[A1] Scène 8 : Aliane
Aliane Wickley, Édouard Warfler, Oscar von Hibenquicks
Le comte de Brelheim-sur-le-Barv n’avait visiblement pas l’intention de faire les choses à moitié. Il devait bien y avoir cent mille hommes et deux cents canons, sans compter l’Inkorporation, représentée par le vaisseau au-dessus d’eux. Tout cela pour un combattant et une minuscule colonie.
Chevauchant un entome de type bousier en première ligne, Oscar von Hibenquicks, le visage protégé par un masque, était reconnaissable à l’immense bicorne décoré de dorures sur fond bleu gris qui le coiffait. Avec le vent qui battait la plaine, c’était à se demander comment cette parure ne s’était pas encore envolée. Il dut les apercevoir, car alors il ordonna l’arrêt de la marche. Obéissante, la masse d’hommes et d’artillerie qui s’étalait de part et d’autre de lui s’immobilisa, presque comme une seule et même entité.
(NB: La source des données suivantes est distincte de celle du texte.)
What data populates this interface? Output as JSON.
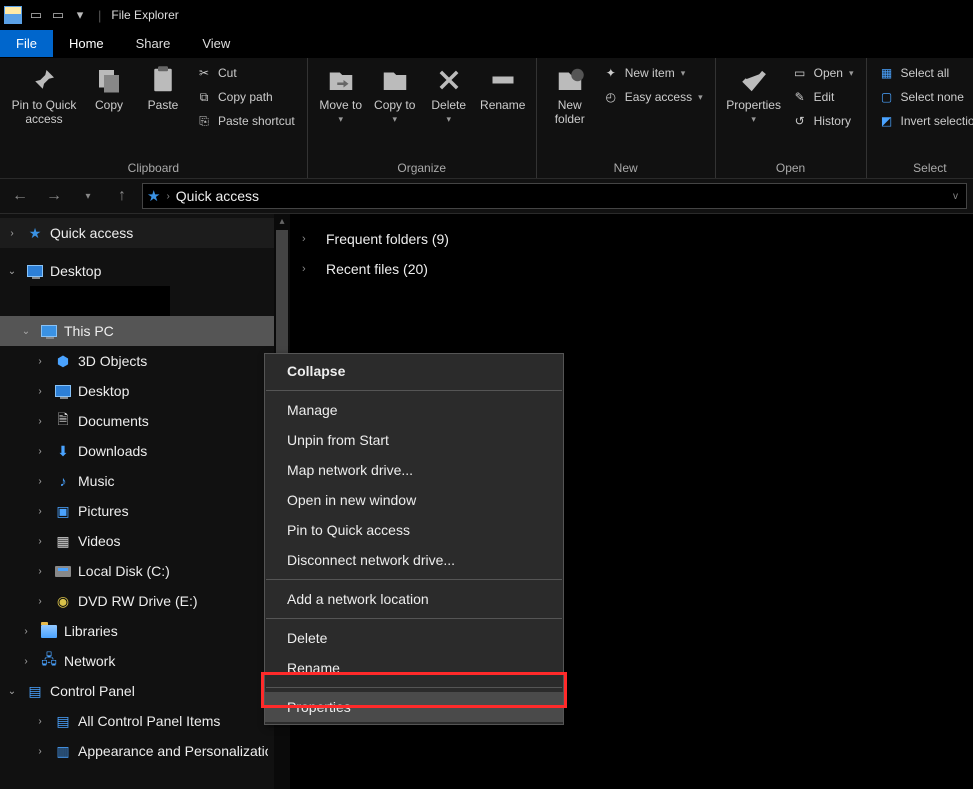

Il y eut un grésillement désagréable dans l’air, signe qu’il venait de s’emparer d’un porte-voix optimisé :
« Édouard Warfler ! Je te reconnais à ton manteau rouge, assassin ! Toi et les tiens êtes sommés de vous rendre à l’Inkorporation ! Inutile de lutter : vous n’avez aucune chance ! Personne n’en réchappera ! »
La main en visière – tant pour cacher ses yeux que pour les protéger du vent – Aliane tentait de réfléchir malgré la panique qui galopait en elle. Avait-elle une chance de s’en tirer ? Si oui, elle était infime. Officiellement, elle était une fémine : l’une des leurs. Mais elle avait beau cacher ses yeux, si ces homines les voyaient, c’en était fini. Elle réalisa alors qu’en tant que fémine, la proximité du Vide aurait dû l’asphyxier. Qu’elle se trouvât ainsi, en parfaite santé, alors que l’air devait être irrespirable, risquait de révéler la supercherie. Elle tomba à genoux, feignant le malaise, puis se trouva ridicule. Ils finiraient par se rendre compte du leurre, quand ils seraient sur eux. Et il n’y avait aucune échappatoire…
… À moins de se rendre et de négocier la liberté de L’Harkoride, un plan qu’elle avait déjà fomenté par le passé. Édouard ne pourrait pas l’en empêcher, cette fois : lui aussi était acculé par ce qu’il avait créé. Sans ses lentilles, elle serait immédiatement perçue comme une néantide, mais pas comme une « porteuse de mort » : cela, seul un recours à l’Essence de Temps pouvait le trahir. En comparaison, les chances qu’Édouard avait de s’en tirer étaient bien moindres. Les meurtres qu’il avait commis et le gouffre derrière eux le condamnaient plus sûrement qu’elle. La reddition pure et simple lui parut donc être la meilleure option…
Édouard arma son lance-harpon.
« Qu’est-ce que tu fais ? lança-t-elle. Tu vois bien que ça ne sert à rien : ils sont trop nombreux !
— Il le faut, s’entêta-t-il. Pour la colonie…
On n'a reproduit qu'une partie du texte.